We have an amazing opportunity ahead at Kyndryl to create a company brand that will stand apart in the market by leading with our people first. Once we are an independent company, each Kyndryl employee will advance the vital systems that power human progress. Our people are devoted, restless, empathetic, and anticipatory – key qualities needed as we build on existing customer relationships and cultivate new ones. Our people are at the heart of this business and I am deeply hopeful and excited for our future.
What experiences have helped prepare you for this new opportunity?
I’ve had a very rich and diverse career history at IBM that has lasted 25+ years. I started out in sales but landed explored opportunities at IBM in different roles, business units, geographies, and functions. Marketing and business are my passions and I landed on Marketing because it allowed me to utilize both my left and right brain, bringing together art and science. In college, I was no tonly a business major, but an art major. I love marketing because I can leverage my extensive knowledge of business, while also being able to think openly and creatively.
The opportunities I was given during my time at IBM and my natural curiosity have led me to the path I’m on now and there’s no better next career step than a once-in-a-lifetime-opportunity to help launch a company. The core of my role at Kyndryl is to create a culture centered on our people and growing up in my career at IBM has allowed me to see first-hand how to prioritize people and ensure they are at the heart of progress in everything Kyndryl will do.
How would you describe your leadership style?

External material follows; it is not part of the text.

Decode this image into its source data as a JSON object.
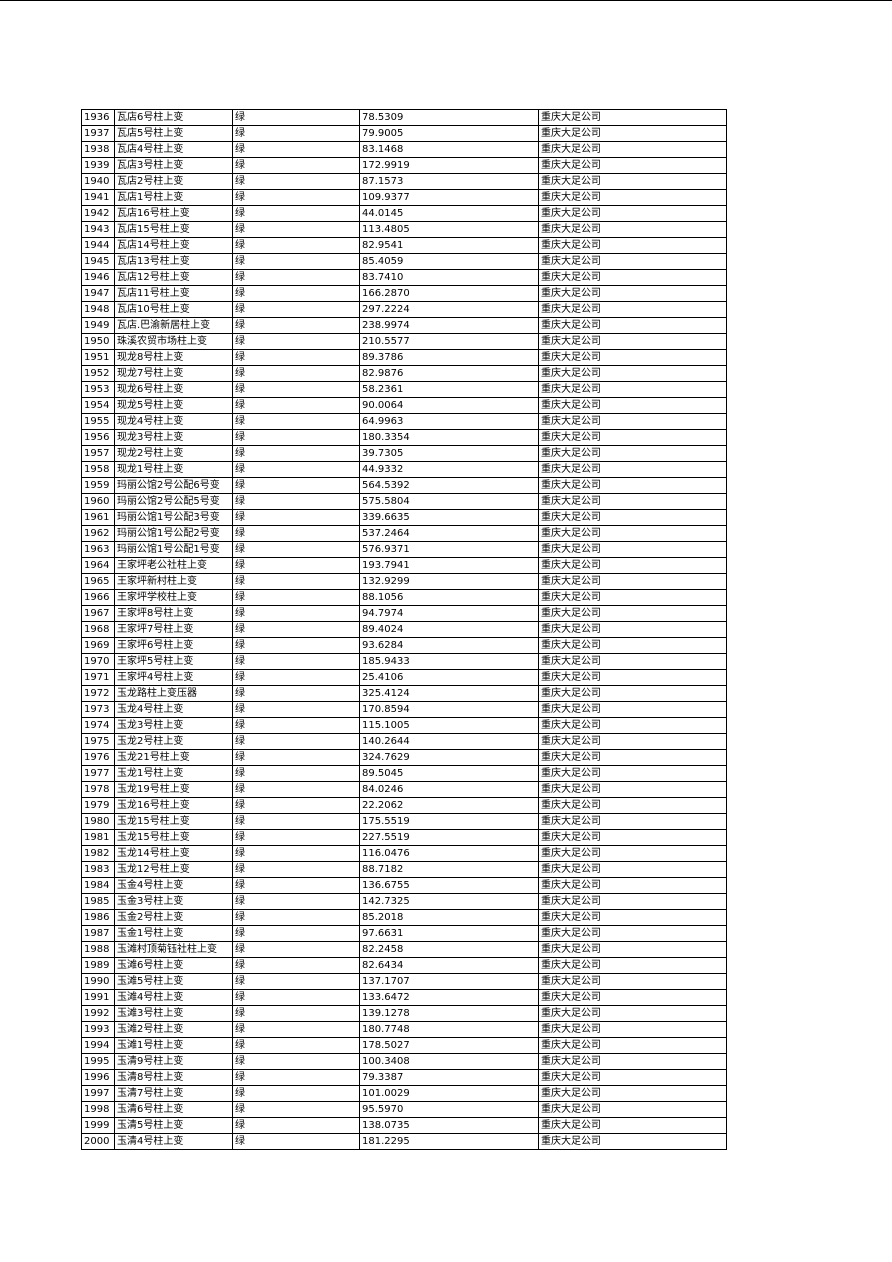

I believe that people aren't your greatest assets, they are your only assets. My platform and background for leadership has always been grounded in authenticity to who I am and centered on diversity and inclusion. I immigrated to the US from Chile when I was 10 years old and so I know the power and beauty that comes from leaning into what makes you different from other people, and that's what I want every person in my marketing organization to feel – the value in bringing their most authentic self to work every day. The way our employees feel when they show up for themselves authentically is how they will also show up for our customers, and strong relationships drive growth.
I think this is especially true in light of a world forever changed by the pandemic. Living through such an unprecedented time has reinforced that we are all humans. We can't lead or care for one another without empathy and I think leaders everywhere have been reminded of this.
What’s the best leadership advice you’ve received?
When I was growing up as an immigrant in North Carolina, I often wanted to be just like everyone else. But my mother always told me: Be unique, be memorable – you have an authentic view and experience of the world that no one else will ever have, so don't try to be anyone else but you.
What does success look like to you?
I think the concept of success is multi-faceted. From a career perspective, being in a job where you're respected and appreciated, and where you can see how your contributions are providing value by motivating your teams to be better – that's success! From a personal perspective, there is no greater accomplishment than investing in the next generation. I love mentoring younger professionals – they are the future. I want my legacy as a leader to include providing value in work culture, but also in leaving a personal impact on the lives of professionals who will carry the workforce forward. Finding a position in life with a job and company that offers me a chance at all of that is what success looks like to me.
What advice would you give to your younger self just starting out in the industry?
I've always been a naturally curious person and it's easy for me to over-commit to projects that pique my interest. I've learned over years of practice how to manage that, so to my younger self I’d say… prioritize the things that are most important, and then become amazing at those things.